Brother. It was a word that I had heard most of my life. There was Brother Bob who called us all his brothers, and there were the slaves that had the same mother, there were the male puppies from the same litter, but never had the word meant so much to me. John, after only a few days, had become my brother. He was as close to me as my hands or feet. His pain would be my pain and his people were my own. This kinship, this relation, was even more important to me than my newly found freedom.

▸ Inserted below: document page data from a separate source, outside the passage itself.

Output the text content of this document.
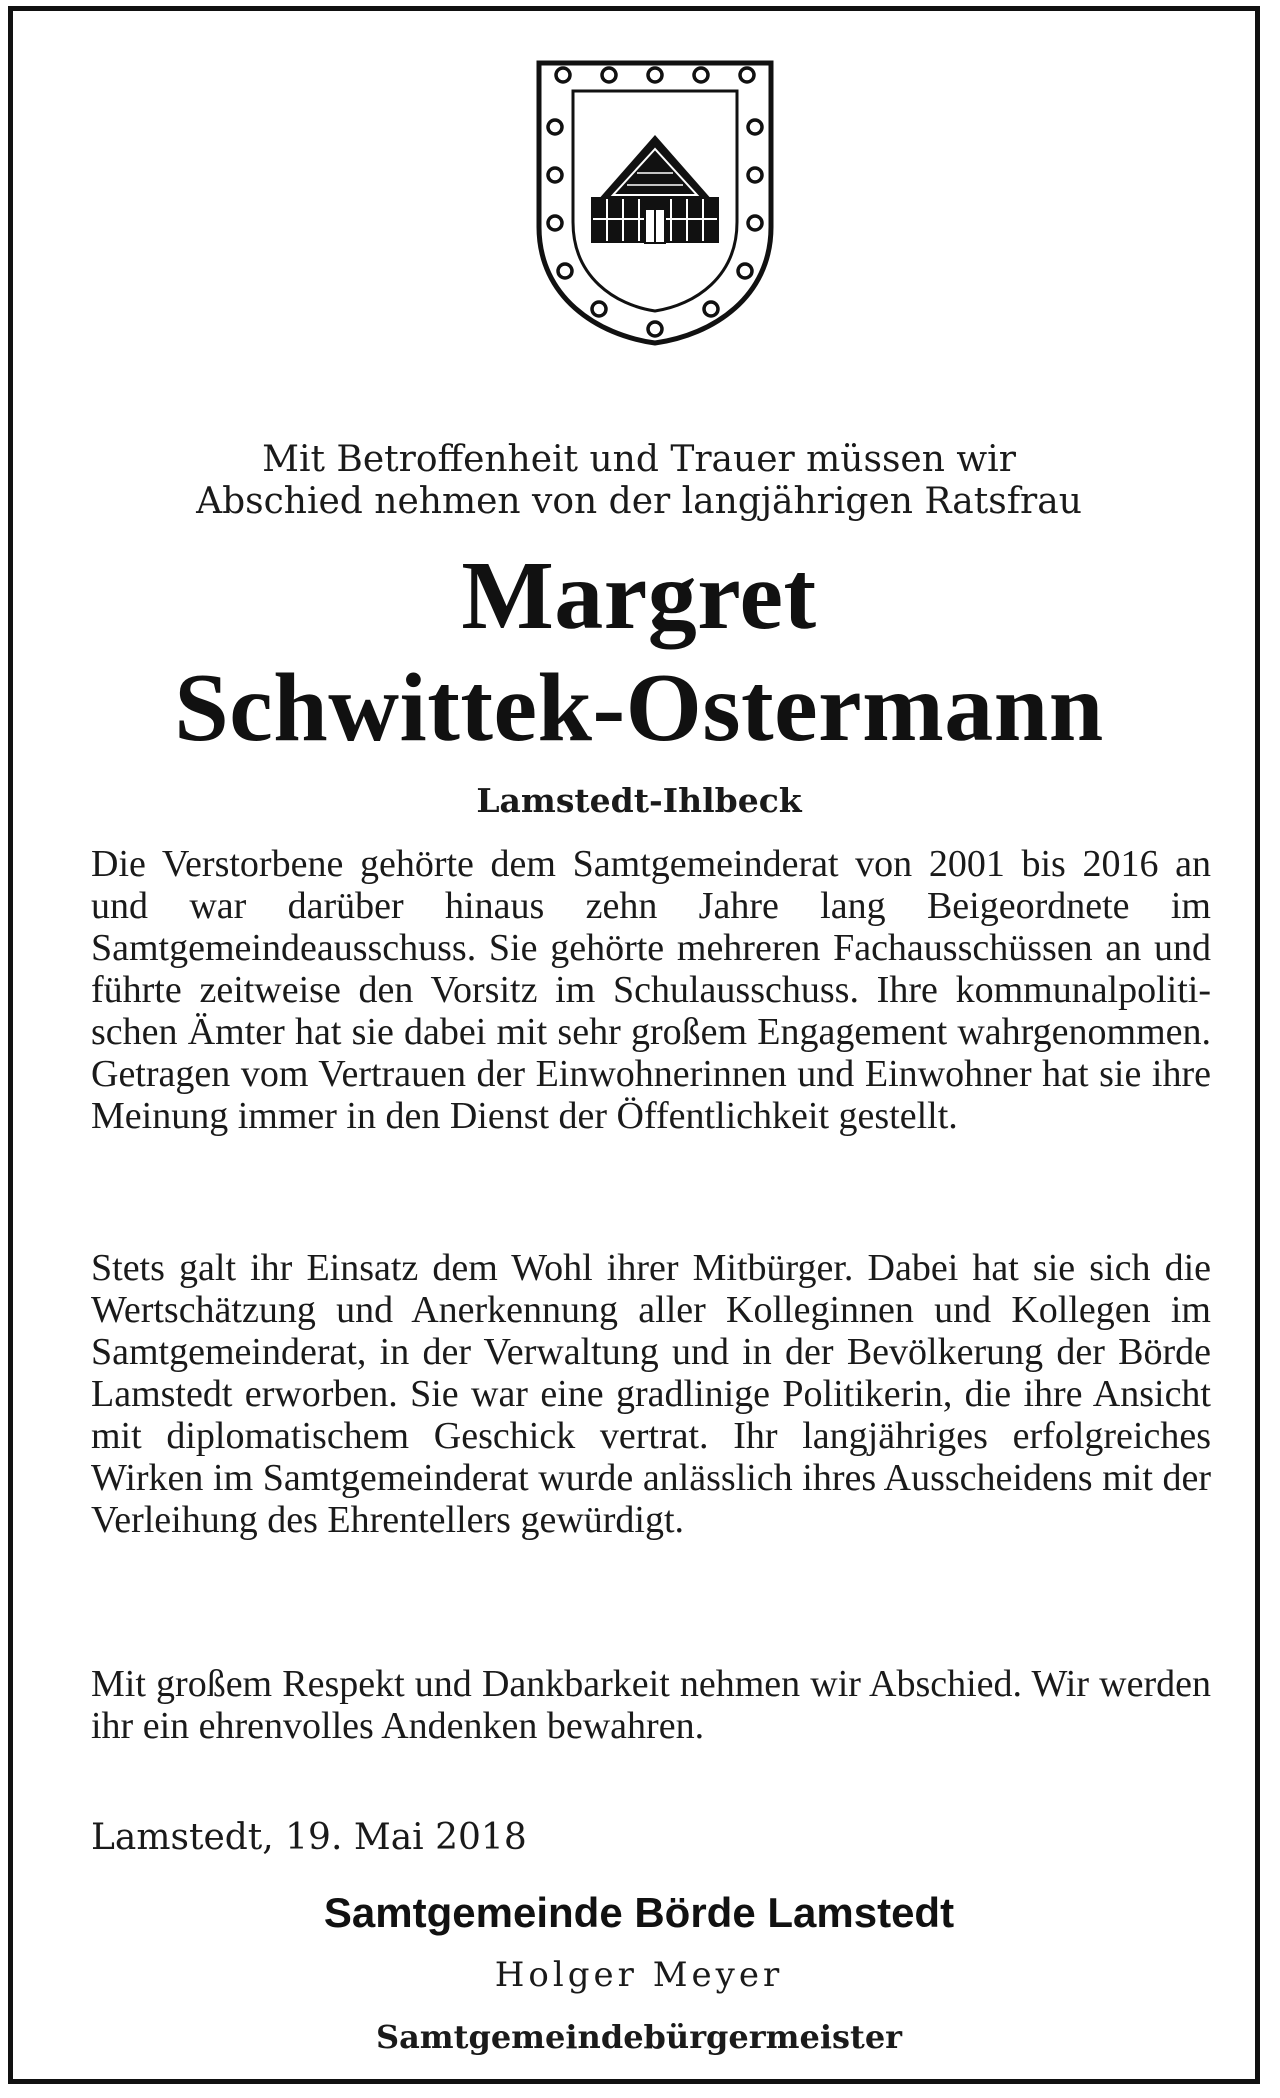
Mit Betroffenheit und Trauer müssen wir
Abschied nehmen von der langjährigen Ratsfrau
Margret
Schwittek-Ostermann
Lamstedt-Ihlbeck

Die Verstorbene gehörte dem Samtgemeinderat von 2001 bis 2016 an und war darüber hinaus zehn Jahre lang Beigeordnete im Samtgemeindeausschuss. Sie gehörte mehreren Fachausschüssen an und führte zeitweise den Vorsitz im Schulausschuss. Ihre kommunalpolitischen Ämter hat sie dabei mit sehr großem Engagement wahrgenommen. Getragen vom Vertrauen der Einwohnerinnen und Einwohner hat sie ihre Meinung immer in den Dienst der Öffentlichkeit gestellt.

Stets galt ihr Einsatz dem Wohl ihrer Mitbürger. Dabei hat sie sich die Wertschätzung und Anerkennung aller Kolleginnen und Kollegen im Samtgemeinderat, in der Verwaltung und in der Bevölkerung der Börde Lamstedt erworben. Sie war eine gradlinige Politikerin, die ihre Ansicht mit diplomatischem Geschick vertrat. Ihr langjähriges erfolgreiches Wirken im Samtgemeinderat wurde anlässlich ihres Ausscheidens mit der Verleihung des Ehrentellers gewürdigt.

Mit großem Respekt und Dankbarkeit nehmen wir Abschied. Wir werden ihr ein ehrenvolles Andenken bewahren.

Lamstedt, 19. Mai 2018
Samtgemeinde Börde Lamstedt
Holger Meyer
Samtgemeindebürgermeister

Because the love in our hearts for each other, even though an expanse as large as the Universe divided us, was the power that would save both his race and mine.

I didn't have long to consider these thoughts though. I ran down into the woods and gathered a dozen stones.

I squatted down behind an old pecan tree. Most of the branches were dead, and only one still bore fruit. I stared across the field to where Mr. Stewart and Andrew Pike were working with a rope and pulley, trying to pull something heavy out from the grave.

Up at the top of the gorge I saw John stand and hold up a hand. A flash appeared. Pike noticed the light somehow and turned away from the winch.

"Keep digging!" Pike shouted at his ghoul. Then he strode off up the hillside toward the place where the flash had originated. I could see that my friend was hidden again. As soon as he was a dozen steps from the excavation I hurled my first stone at Stewart. My aim was true and the rock clocked the ex-slave-boss on the forehead.

He felt the blow but didn't go down like I expected him to. Instead he gazed in my direction for three seconds, maybe four. In that short span his metal eye-patch began to glow, and then a crackling flash of light burst forward in

The tree I stood under exploded into flames, and then I remembered that John told me to keep on moving. I ran twenty steps, stopped, and threw another stone. The rock hit Stewart but at the same time his eye flared and the earth blew up under my feet.

From the ground I could see that Pike had turned around. When he laid eyes on me he began to run back

down the hill.

"Go back to the hole!" he yelled at Stewart. But Stewart didn't hear because he was cursing my number and running right at me.

At the same time John came out from hiding and was running toward the hole. Pike turned to pursue but John was moving faster. I hefted my largest rock and crouched down. Then the most amazing thing happened. Pike's body fell away like a shirt that someone had thrown off while running. From the cloth of skin a full-grown, winged Calash flapped its great blue wings, speeding toward the hole. Now he and Tall John were moving near the same speed at their destination.